Workload Failures: Review the logs for specific error messages and ensure all environment variables are properly set.
Workload retry / resume:
- Retry (fresh run): Use a unique workload name to avoid overwriting outputs: export WORKLOAD=${WORKLOAD}-retry1 export MAXTEXT_CKPT_PATH=${BASE_OUTPUT_DIRECTORY}/${WORKLOAD}/0/items. Then submit the XPK workload. If “workload already exists” error occurs, pick a new name or list jobs: kubectl get pathwaysjob.

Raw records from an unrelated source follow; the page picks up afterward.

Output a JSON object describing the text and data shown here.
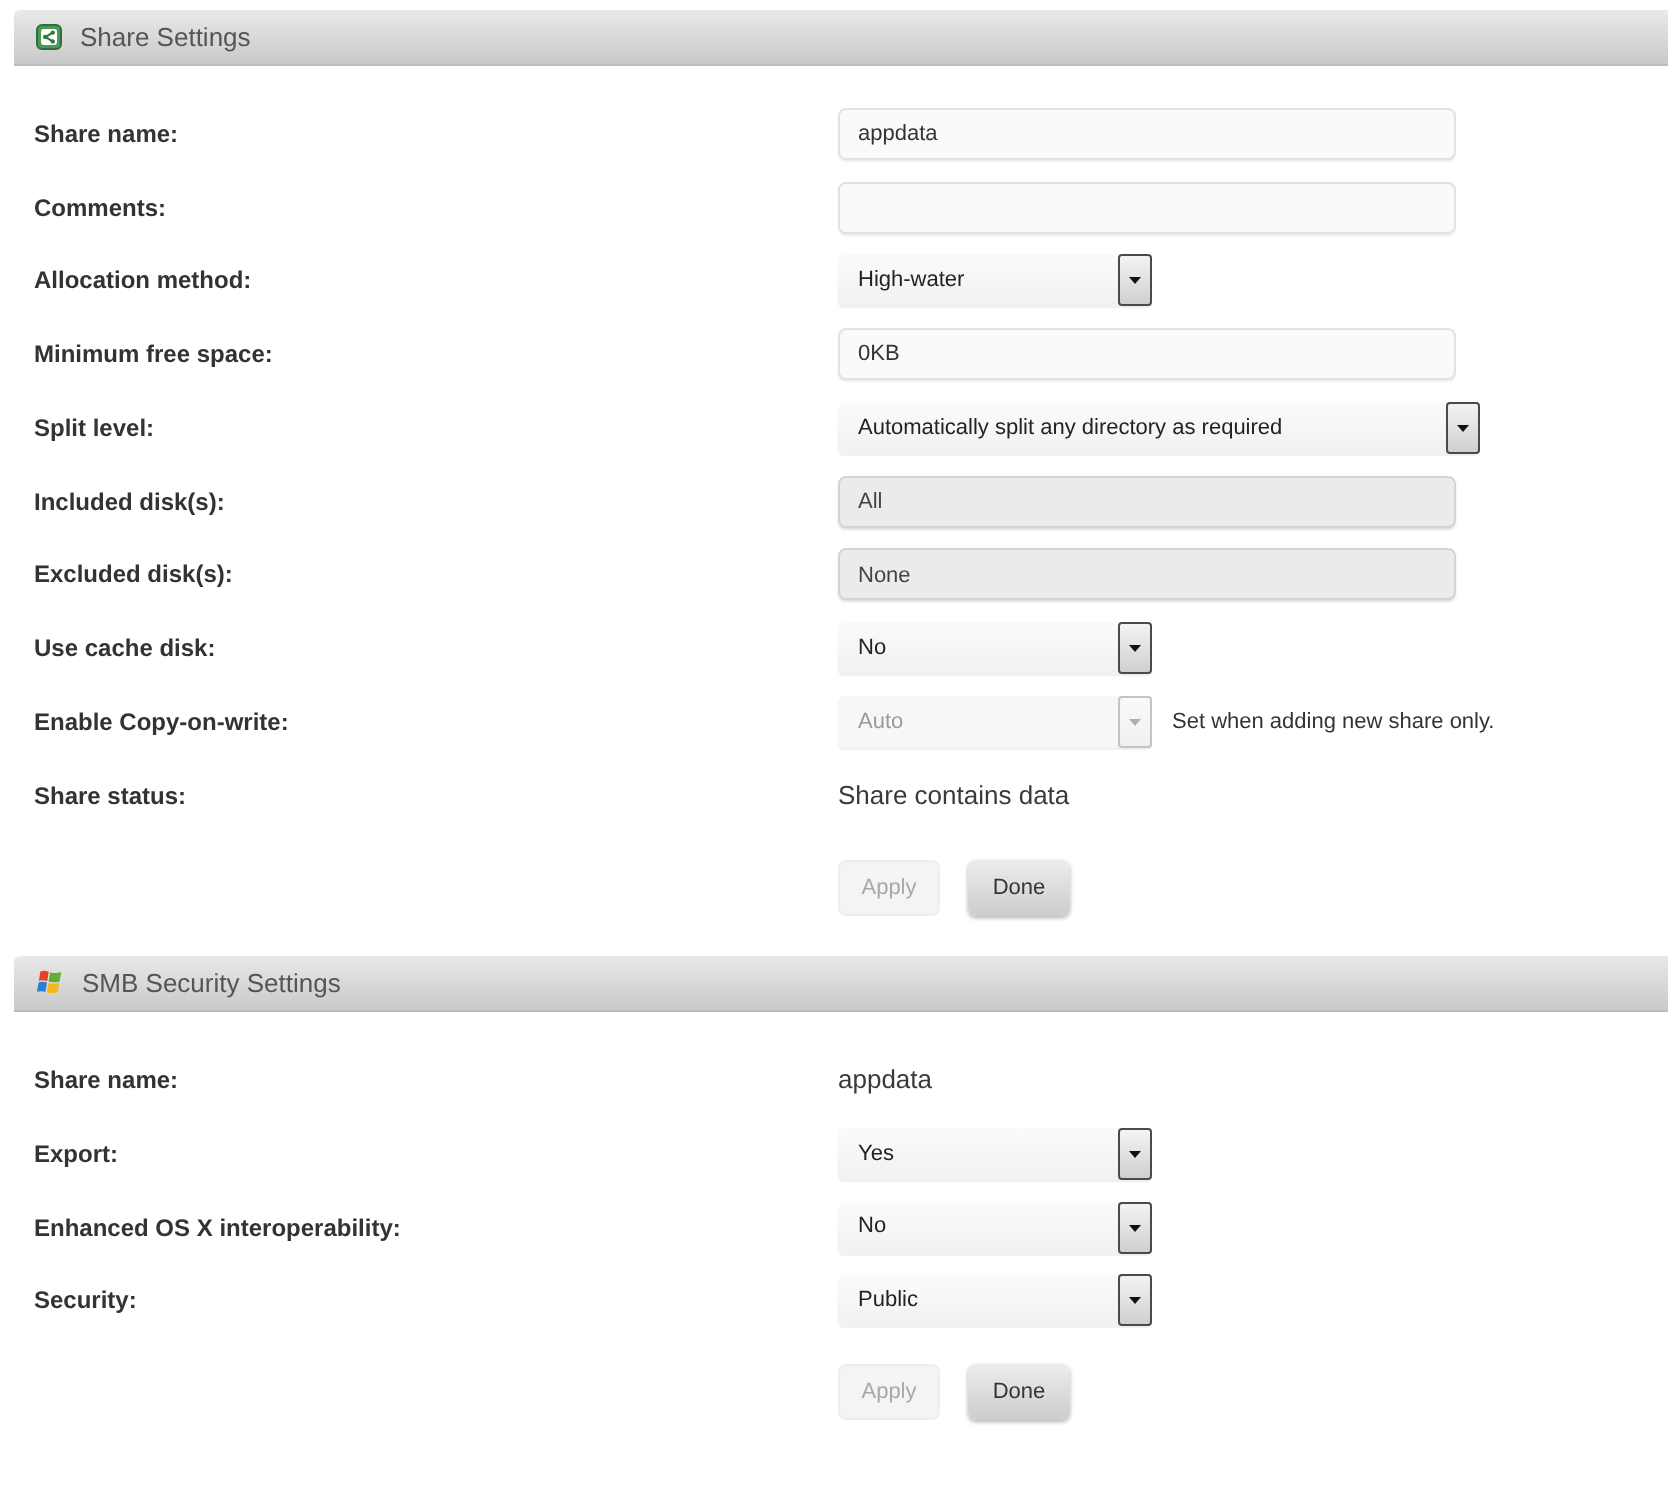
{
  "sections": [
    {
      "title": "Share Settings",
      "kind": "share",
      "fields": [
        {
          "label": "Share name:",
          "kind": "text",
          "value": "appdata"
        },
        {
          "label": "Comments:",
          "kind": "text"
        },
        {
          "label": "Allocation method:",
          "kind": "select",
          "value": "High-water",
          "disabled": false
        },
        {
          "label": "Minimum free space:",
          "kind": "text",
          "value": "0KB"
        },
        {
          "label": "Split level:",
          "kind": "select",
          "value": "Automatically split any directory as required",
          "disabled": false
        },
        {
          "label": "Included disk(s):",
          "kind": "disks",
          "value": "All"
        },
        {
          "label": "Excluded disk(s):",
          "kind": "disks",
          "value": "None"
        },
        {
          "label": "Use cache disk:",
          "kind": "select",
          "value": "No",
          "disabled": false
        },
        {
          "label": "Enable Copy-on-write:",
          "kind": "select",
          "value": "Auto",
          "disabled": true,
          "note": "Set when adding new share only."
        },
        {
          "label": "Share status:",
          "kind": "static",
          "value": "Share contains data"
        }
      ],
      "buttons": [
        {
          "label": "Apply",
          "disabled": true
        },
        {
          "label": "Done",
          "disabled": false
        }
      ]
    },
    {
      "title": "SMB Security Settings",
      "kind": "smb",
      "fields": [
        {
          "label": "Share name:",
          "kind": "static",
          "value": "appdata"
        },
        {
          "label": "Export:",
          "kind": "select",
          "value": "Yes",
          "disabled": false
        },
        {
          "label": "Enhanced OS X interoperability:",
          "kind": "select",
          "value": "No",
          "disabled": false
        },
        {
          "label": "Security:",
          "kind": "select",
          "value": "Public",
          "disabled": false
        }
      ],
      "buttons": [
        {
          "label": "Apply",
          "disabled": true
        },
        {
          "label": "Done",
          "disabled": false
        }
      ]
    }
  ]
}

- Resume from checkpoint: Keep the same WORKLOAD and set the checkpoint path: export load_parameters_path=${MAXTEXT_CKPT_PATH}/checkpoint-0000. Then submit the workload again.
- Tip: Verify the checkpoint exists in GCS with read access before resuming.

For more detailed troubleshooting, refer to the MaxText documentation and XPK documentation.